So, who wants daylight at night? I wonder. Certainly not astronomers and other living things.

So, who wants daylight at night, I wonder. Certainly not astronomers and other living things.

“It’s eerie,” says Elson Honda, a lifelong resident of Lowrey, when I ask him to describe the new lighting on his street. His family house sits between two of the test lights, with another right across the street. He guesses the new lights have been in place for about a year and observes that the old lights were “brighter and a different color.” He says the test lights are “dim” and “dark,” and that a lady’s open carport across the street turns into a black hole at night under the lights. Two other residents — among the four I interviewed at random in the neighborhood — share Honda’s concerns. (The fourth, who works at an office on Lowrey, says they’re okay with her.)

“It’s not working,” says Charles Araki, a neighbor of Honda’s. “It’s too dark. It’s not safe to me. It doesn’t light up the area like the old ones.”

Next door to Araki, a woman watering her plants, who didn’t want to share her name, told me she called a city employee to complain about the new lights and the “weird shadows” they caused, particularly on a big stand of ginger across the street. “I didn’t like it from the beginning, but he never called me back. I think I have the man’s name on my computer,” she says, offering to get it for me.

In late March, Anthony Aalto, chair of the Sierra Club Oahu Group, met with Caldwell and his staff about city and county issues germane to the organization, including the city’s brighter, bluer LED streetlight plan, which his board was concerned about because of its potential impacts on light pollution. Aalto reported back to Wainscoat and his associate Kevin Jim, also an astronomer, that Caldwell was unmoved by his arguments and resolute to move ahead.

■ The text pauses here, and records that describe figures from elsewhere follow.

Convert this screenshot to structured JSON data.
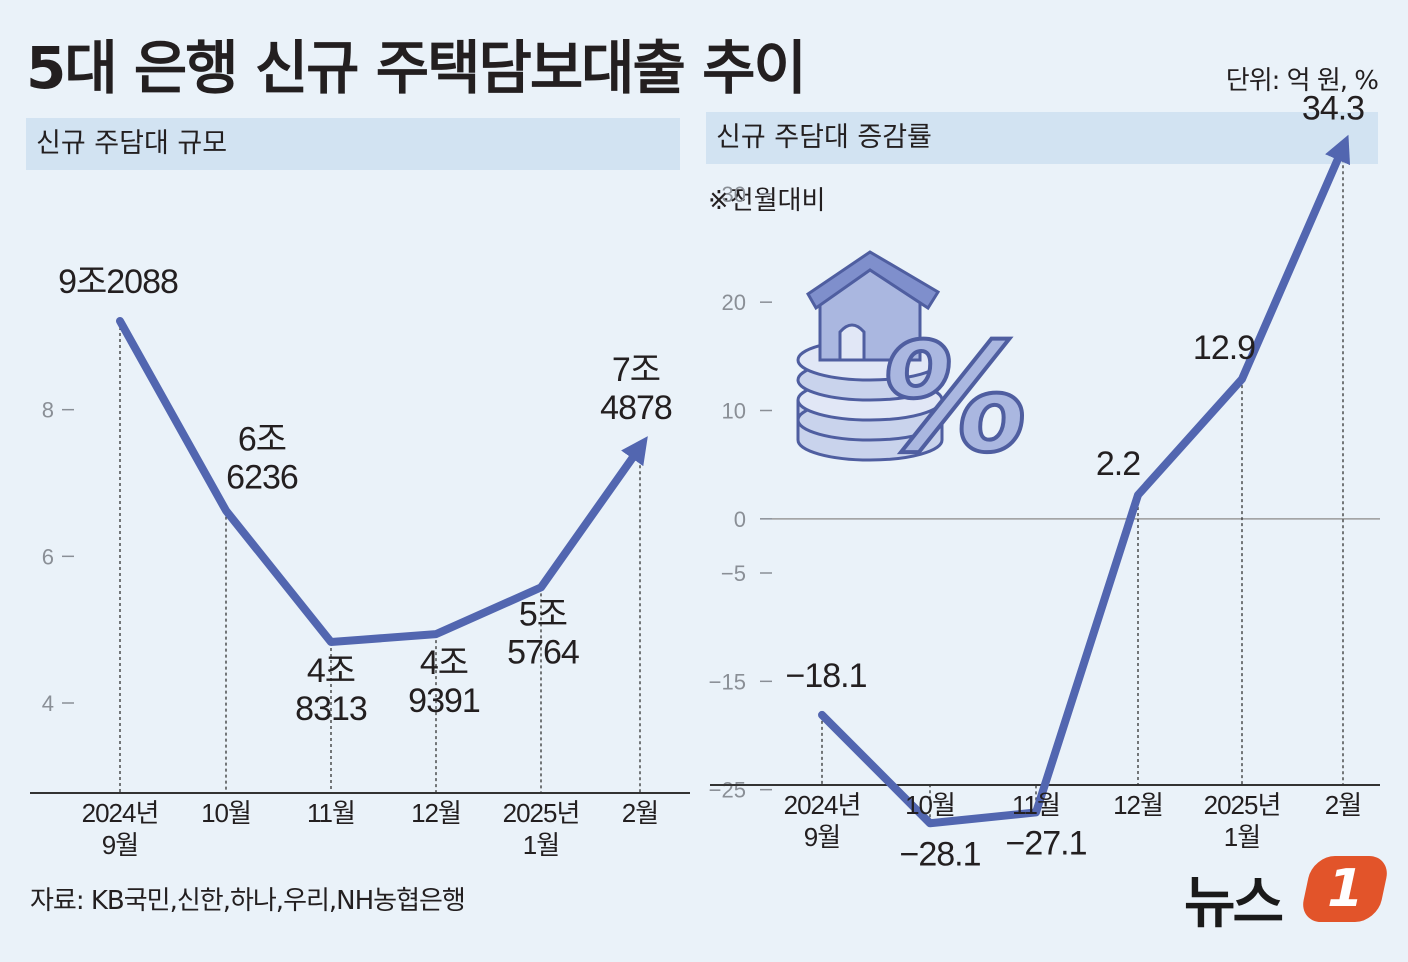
{
  "header": {
    "title": "5대 은행 신규 주택담보대출 추이",
    "unit": "단위: 억 원, %"
  },
  "footer": {
    "source": "자료: KB국민,신한,하나,우리,NH농협은행",
    "logo_text": "뉴스",
    "logo_badge": "1"
  },
  "colors": {
    "line": "#5266b0",
    "panel_header": "#d2e3f2",
    "background": "#eaf2f9",
    "logo": "#e2542a"
  },
  "icons": [
    "house-on-coins-percent-icon"
  ],
  "chart_data": [
    {
      "type": "line",
      "title": "신규 주담대 규모",
      "categories": [
        "2024년 9월",
        "10월",
        "11월",
        "12월",
        "2025년 1월",
        "2월"
      ],
      "category_lines": [
        [
          "2024년",
          "9월"
        ],
        [
          "10월"
        ],
        [
          "11월"
        ],
        [
          "12월"
        ],
        [
          "2025년",
          "1월"
        ],
        [
          "2월"
        ]
      ],
      "values": [
        92088,
        66236,
        48313,
        49391,
        55764,
        74878
      ],
      "value_labels": [
        [
          "9조2088"
        ],
        [
          "6조",
          "6236"
        ],
        [
          "4조",
          "8313"
        ],
        [
          "4조",
          "9391"
        ],
        [
          "5조",
          "5764"
        ],
        [
          "7조",
          "4878"
        ]
      ],
      "yticks": [
        {
          "value": 40000,
          "label": "4"
        },
        {
          "value": 60000,
          "label": "6"
        },
        {
          "value": 80000,
          "label": "8"
        }
      ],
      "ylim": [
        22000,
        100000
      ],
      "xlabel": "",
      "ylabel": "",
      "arrow_end": true
    },
    {
      "type": "line",
      "title": "신규 주담대 증감률",
      "note": "※전월대비",
      "categories": [
        "2024년 9월",
        "10월",
        "11월",
        "12월",
        "2025년 1월",
        "2월"
      ],
      "category_lines": [
        [
          "2024년",
          "9월"
        ],
        [
          "10월"
        ],
        [
          "11월"
        ],
        [
          "12월"
        ],
        [
          "2025년",
          "1월"
        ],
        [
          "2월"
        ]
      ],
      "values": [
        -18.1,
        -28.1,
        -27.1,
        2.2,
        12.9,
        34.3
      ],
      "value_labels": [
        [
          "−18.1"
        ],
        [
          "−28.1"
        ],
        [
          "−27.1"
        ],
        [
          "2.2"
        ],
        [
          "12.9"
        ],
        [
          "34.3"
        ]
      ],
      "yticks": [
        {
          "value": 30,
          "label": "30"
        },
        {
          "value": 20,
          "label": "20"
        },
        {
          "value": 10,
          "label": "10"
        },
        {
          "value": 0,
          "label": "0"
        },
        {
          "value": -5,
          "label": "−5"
        },
        {
          "value": -15,
          "label": "−15"
        },
        {
          "value": -25,
          "label": "−25"
        }
      ],
      "ylim": [
        -35,
        37
      ],
      "xlabel": "",
      "ylabel": "",
      "zero_line": true,
      "arrow_end": true
    }
  ]
}
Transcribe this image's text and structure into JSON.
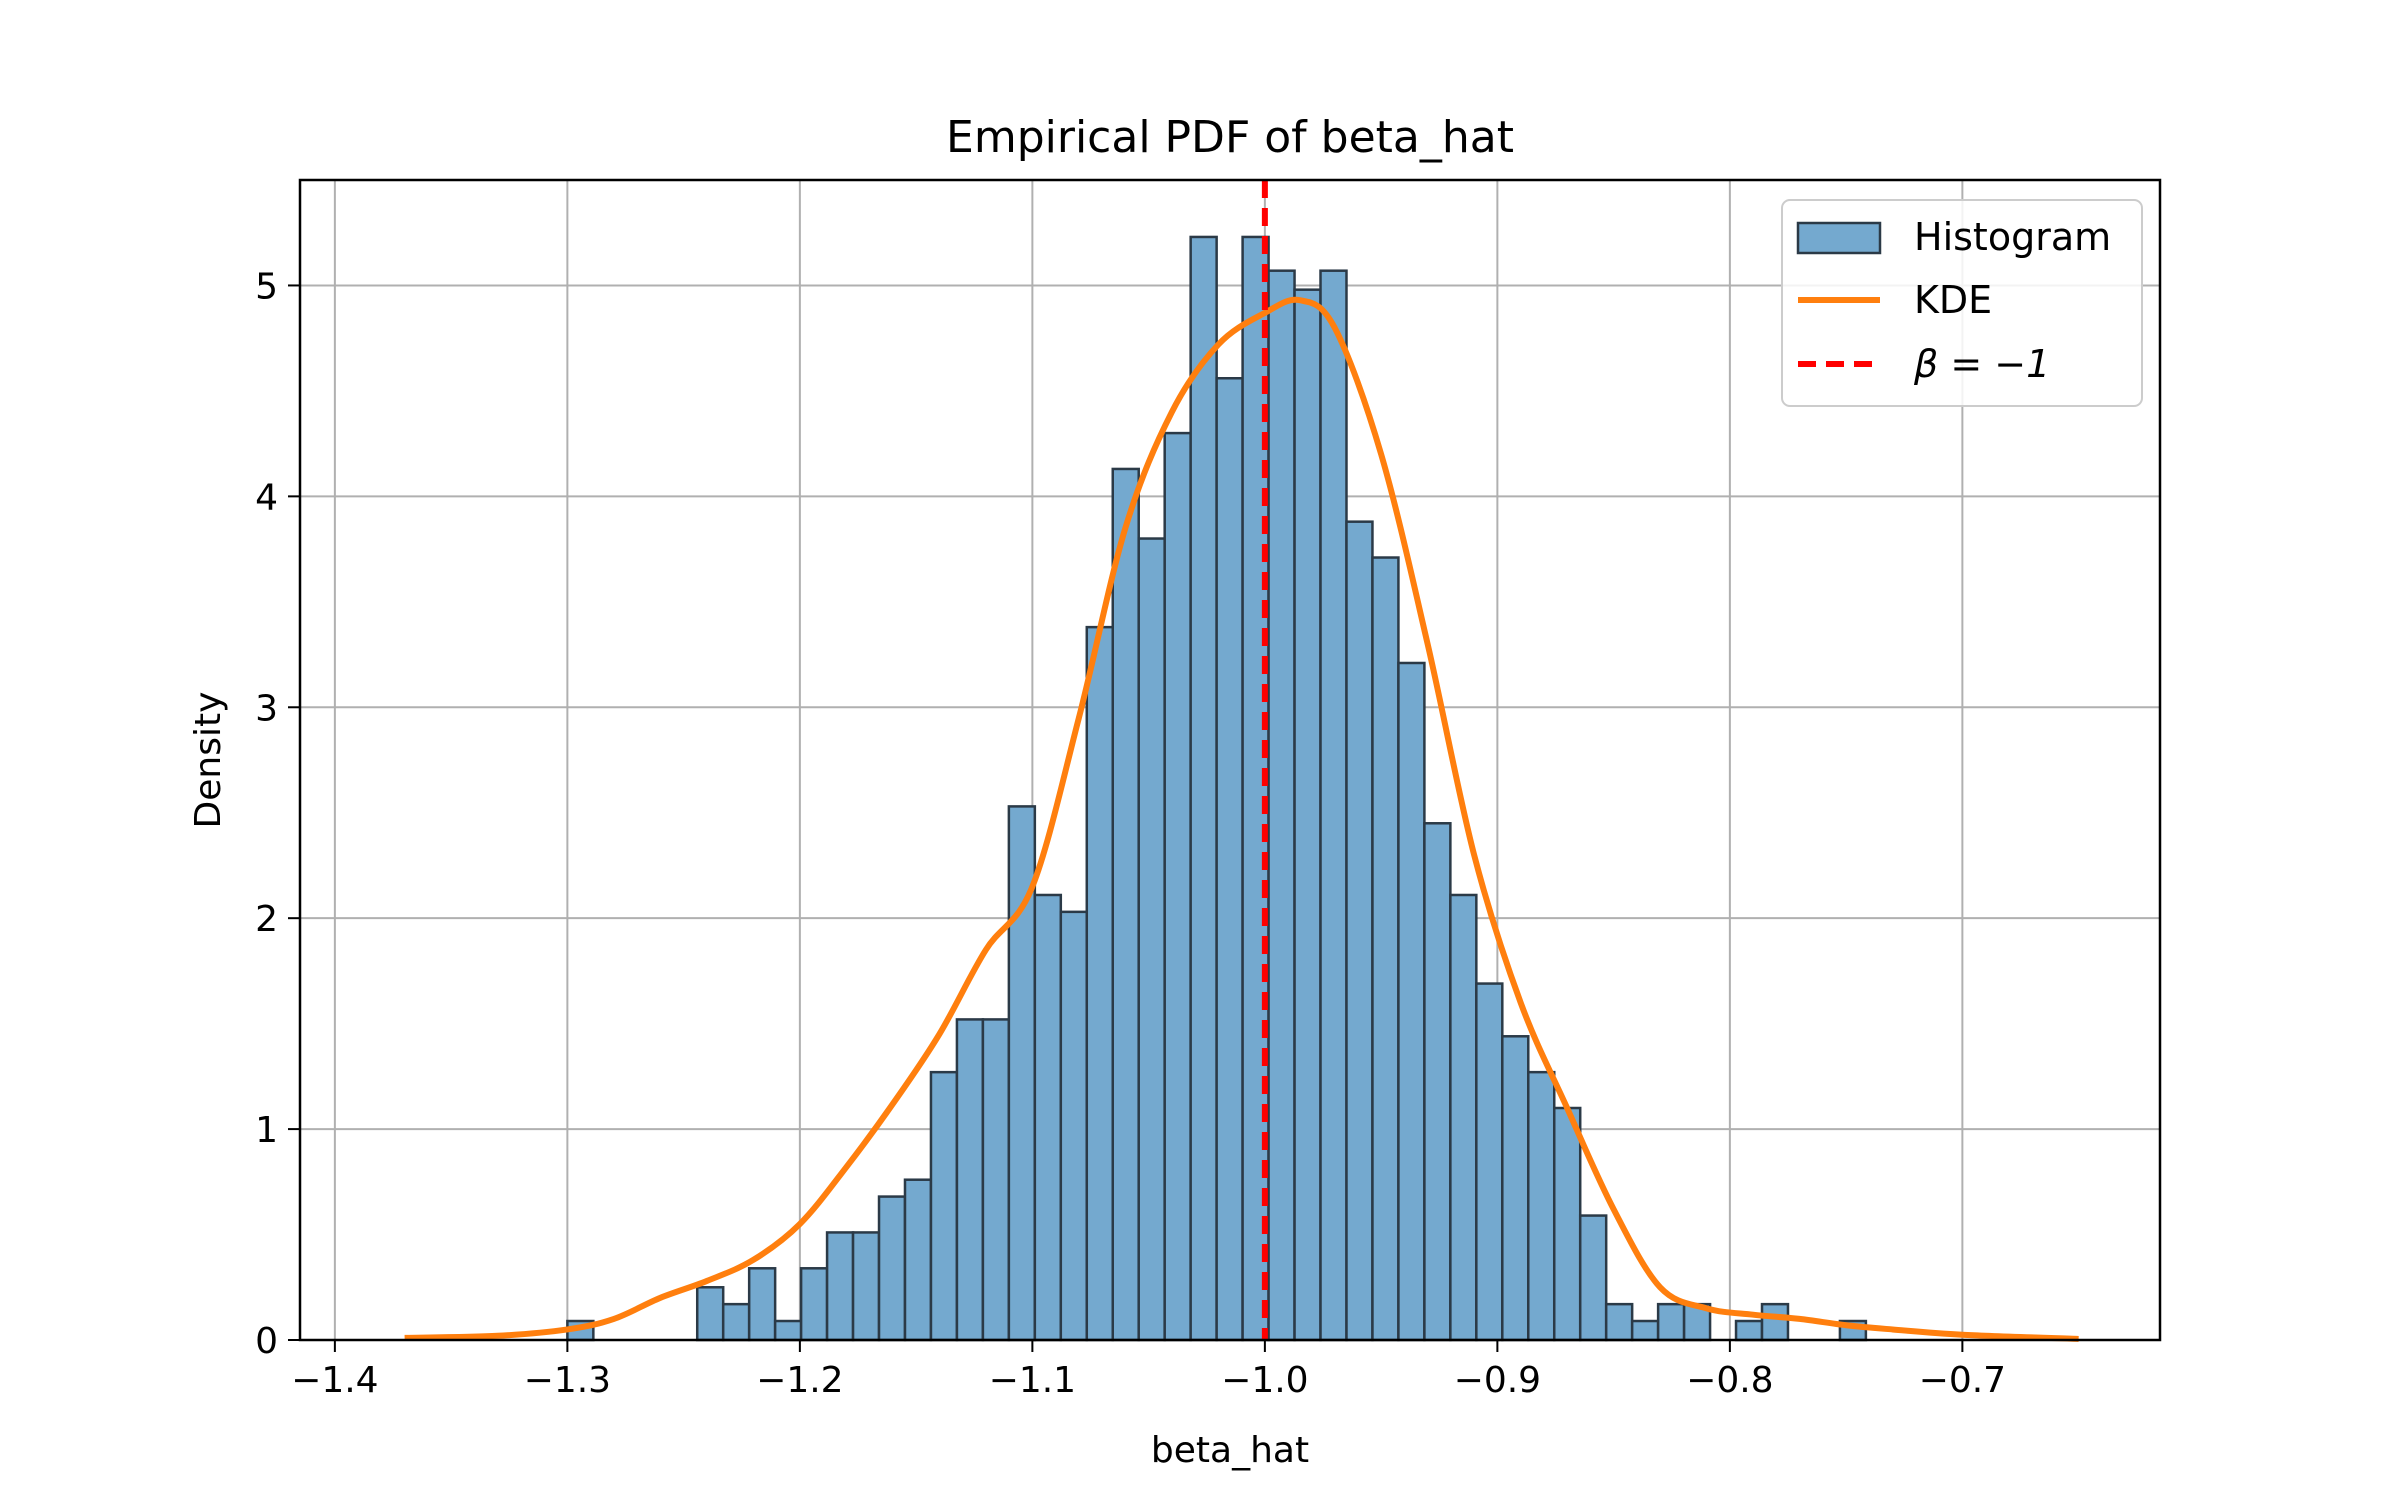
{
  "chart_data": {
    "type": "bar",
    "title": "Empirical PDF of beta_hat",
    "xlabel": "beta_hat",
    "ylabel": "Density",
    "xlim": [
      -1.415,
      -0.615
    ],
    "ylim": [
      0,
      5.5
    ],
    "grid": true,
    "legend_placement": "top-right",
    "x_ticks": [
      -1.4,
      -1.3,
      -1.2,
      -1.1,
      -1.0,
      -0.9,
      -0.8,
      -0.7
    ],
    "x_tick_labels": [
      "−1.4",
      "−1.3",
      "−1.2",
      "−1.1",
      "−1.0",
      "−0.9",
      "−0.8",
      "−0.7"
    ],
    "y_ticks": [
      0,
      1,
      2,
      3,
      4,
      5
    ],
    "y_tick_labels": [
      "0",
      "1",
      "2",
      "3",
      "4",
      "5"
    ],
    "colors": {
      "histogram_fill": "#74a9cf",
      "histogram_edge": "#2b3a47",
      "kde": "#ff7f0e",
      "reference": "#ff0000",
      "grid": "#b0b0b0"
    },
    "histogram": {
      "name": "Histogram",
      "bin_edges_start": -1.3,
      "bin_width": 0.01117,
      "values": [
        0.09,
        0,
        0,
        0,
        0,
        0.25,
        0.17,
        0.34,
        0.09,
        0.34,
        0.51,
        0.51,
        0.68,
        0.76,
        1.27,
        1.52,
        1.52,
        2.53,
        2.11,
        2.03,
        3.38,
        4.13,
        3.8,
        4.3,
        5.23,
        4.56,
        5.23,
        5.07,
        4.98,
        5.07,
        3.88,
        3.71,
        3.21,
        2.45,
        2.11,
        1.69,
        1.44,
        1.27,
        1.1,
        0.59,
        0.17,
        0.09,
        0.17,
        0.17,
        0,
        0.09,
        0.17,
        0,
        0,
        0.09
      ]
    },
    "kde": {
      "name": "KDE",
      "x": [
        -1.37,
        -1.33,
        -1.3,
        -1.28,
        -1.26,
        -1.24,
        -1.22,
        -1.2,
        -1.18,
        -1.16,
        -1.14,
        -1.12,
        -1.1,
        -1.08,
        -1.06,
        -1.04,
        -1.02,
        -1.0,
        -0.985,
        -0.97,
        -0.95,
        -0.93,
        -0.91,
        -0.89,
        -0.87,
        -0.85,
        -0.83,
        -0.81,
        -0.79,
        -0.77,
        -0.75,
        -0.73,
        -0.7,
        -0.65
      ],
      "y": [
        0.01,
        0.02,
        0.05,
        0.1,
        0.2,
        0.28,
        0.38,
        0.55,
        0.82,
        1.12,
        1.45,
        1.85,
        2.15,
        2.95,
        3.85,
        4.4,
        4.72,
        4.87,
        4.93,
        4.8,
        4.2,
        3.3,
        2.3,
        1.6,
        1.1,
        0.62,
        0.25,
        0.15,
        0.12,
        0.1,
        0.07,
        0.05,
        0.025,
        0.005
      ]
    },
    "reference_line": {
      "label": "β = −1",
      "x": -1.0
    }
  }
}
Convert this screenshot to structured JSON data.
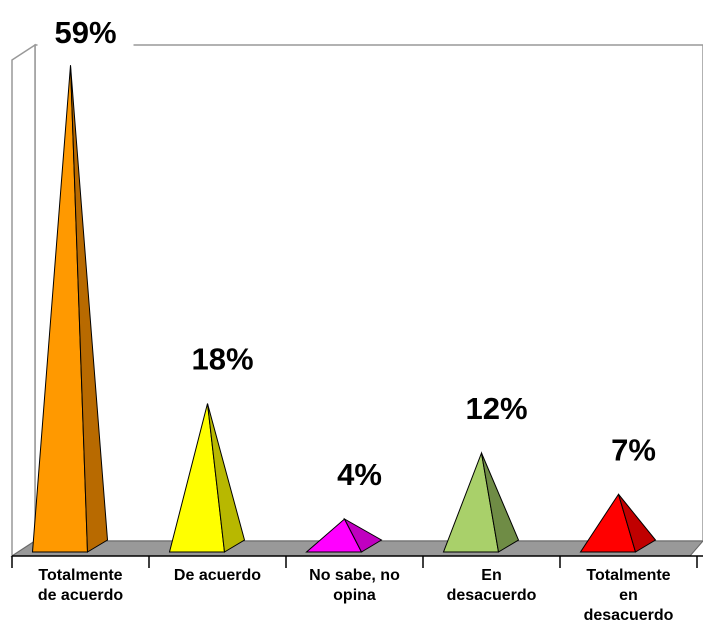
{
  "chart_data": {
    "type": "pyramid",
    "categories": [
      "Totalmente de acuerdo",
      "De acuerdo",
      "No sabe, no opina",
      "En desacuerdo",
      "Totalmente en desacuerdo"
    ],
    "values": [
      59,
      18,
      4,
      12,
      7
    ],
    "value_labels": [
      "59%",
      "18%",
      "4%",
      "12%",
      "7%"
    ],
    "colors": [
      "#ff9900",
      "#ffff00",
      "#ff00ff",
      "#a9d06a",
      "#ff0000"
    ],
    "side_colors": [
      "#b86a00",
      "#b8b800",
      "#c000c0",
      "#6f8c45",
      "#c00000"
    ]
  }
}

As Aalto told it, Caldwell remarked there will always be people who complain, and that if they don’t like it, they should seek relief in court. The mayor’s office didn’t respond to a Civil Beat request for comment.

A horrified friend stands on Lowrey, wide-eyed. He observes that it looks like prison lighting or one of those gas stations. It’s depressing and oppressive, he says; he wants to escape from it, get away from it and back to the campfire glow of regular Honolulu streetlights just down the way.

I look up. The night sky is a flare of scattershot haze between the painful lamp bombs, like those built-in LED flashlights on iPhones, only much bigger and much, much brighter. The night sky, the stars, are gone in this bit of Manoa. As I walk away from the lights, I look down and see my stark shadow carved in the pavement as if with a knife.